Tabarast de las Tres Maldiciones Cantadas lo miró por encima de los lentes con cierta severidad y lo reprendió:

—La última vez que pronunciaste tan entusiasta manifestación, queridísimo Drun, te pasaste todo el día con una bola campanilleante netherita, un juguete infantil, intentando hacer que rodara por sí sola.

—Como se suponía que debía hacer —repuso Beldrune del Dedo Torcido con expresión dolida—. ¿No es ése el motivo de que trabajemos tanto aquí, Barast? ¿Acaso no es una profesión magnífica la de recuperar y comprender los restos de la magia de los antiguos? ¿No nos sonríe a veces la Divina Mystra?

—Sí, sí, y sí también —concedió el otro quitándole importancia, y desterrando la cuestión como si fueran las sobras de un banquete celebrado tres días atrás—. Si bien dudo mucho que se sintiera impresionada por un esfuerzo fallido por resucitar un juguete. —Alzó la última barra de sostén—. Sin embargo, dejemos a un lado esa insignificancia y recapitulemos.

Introdujo la última barra en su hueco, la fijó con una palmada, y se volvió hacia la enorme e irregular mesa que ocupaba la mayor parte de la estancia y que, en algunos puntos, tocaba casi las imponentes y atestadas librerías alineadas a lo largo de las paredes.
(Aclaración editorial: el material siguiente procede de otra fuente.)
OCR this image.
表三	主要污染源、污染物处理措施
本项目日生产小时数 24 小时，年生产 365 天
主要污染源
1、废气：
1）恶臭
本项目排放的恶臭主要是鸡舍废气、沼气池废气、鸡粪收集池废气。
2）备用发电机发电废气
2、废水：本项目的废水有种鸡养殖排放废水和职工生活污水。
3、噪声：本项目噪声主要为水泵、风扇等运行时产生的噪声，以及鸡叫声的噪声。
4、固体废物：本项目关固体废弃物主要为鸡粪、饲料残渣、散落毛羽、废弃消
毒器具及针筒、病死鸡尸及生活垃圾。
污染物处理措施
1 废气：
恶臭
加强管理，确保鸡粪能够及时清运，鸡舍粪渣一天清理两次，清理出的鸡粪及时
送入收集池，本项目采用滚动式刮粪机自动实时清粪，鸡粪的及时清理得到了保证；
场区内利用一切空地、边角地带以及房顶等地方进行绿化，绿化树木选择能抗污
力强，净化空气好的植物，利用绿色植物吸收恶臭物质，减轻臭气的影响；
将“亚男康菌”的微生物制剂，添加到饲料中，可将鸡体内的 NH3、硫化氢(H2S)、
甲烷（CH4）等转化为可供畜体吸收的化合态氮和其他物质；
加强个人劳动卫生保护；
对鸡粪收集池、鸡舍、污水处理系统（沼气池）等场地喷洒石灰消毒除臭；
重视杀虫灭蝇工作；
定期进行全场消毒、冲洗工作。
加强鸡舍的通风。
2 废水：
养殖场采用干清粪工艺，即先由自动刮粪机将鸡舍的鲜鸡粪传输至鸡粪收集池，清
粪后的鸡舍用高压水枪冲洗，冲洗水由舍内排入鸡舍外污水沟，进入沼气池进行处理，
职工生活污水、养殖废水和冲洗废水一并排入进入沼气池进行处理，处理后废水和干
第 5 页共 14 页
Unas sesenta pilas de volúmenes se alzaban por doquier sobre una alfombra de rollos de papel y viejos trozos de pergamino, y notas más recientes que cubrían por completo la mesa; en algunos lugares los escritos formaban ya tres capas. Los papeles se mantenían planos sobre la superficie mediante toda una variopinta colección de gemas, anillos recargados y antiguos, pedazos de embrollado alambre o hierro forjado que en una ocasión habían formado parte de objetos de mayor tamaño, cráneos coronados por velas, y cosas aun más raras.

Los dos magos extendieron las manos sobre las páginas y las movieron en lentos círculos, como si un hormigueo en la punta de los dedos pudiera localizar el párrafo que buscaban.

—Cordorlar, escribiendo durante los días de decadencia de Netheril... los experimentos con sangre de dragón... —Su mano salió disparada al frente para agarrar un pergamino concreto—. ¡Aquí!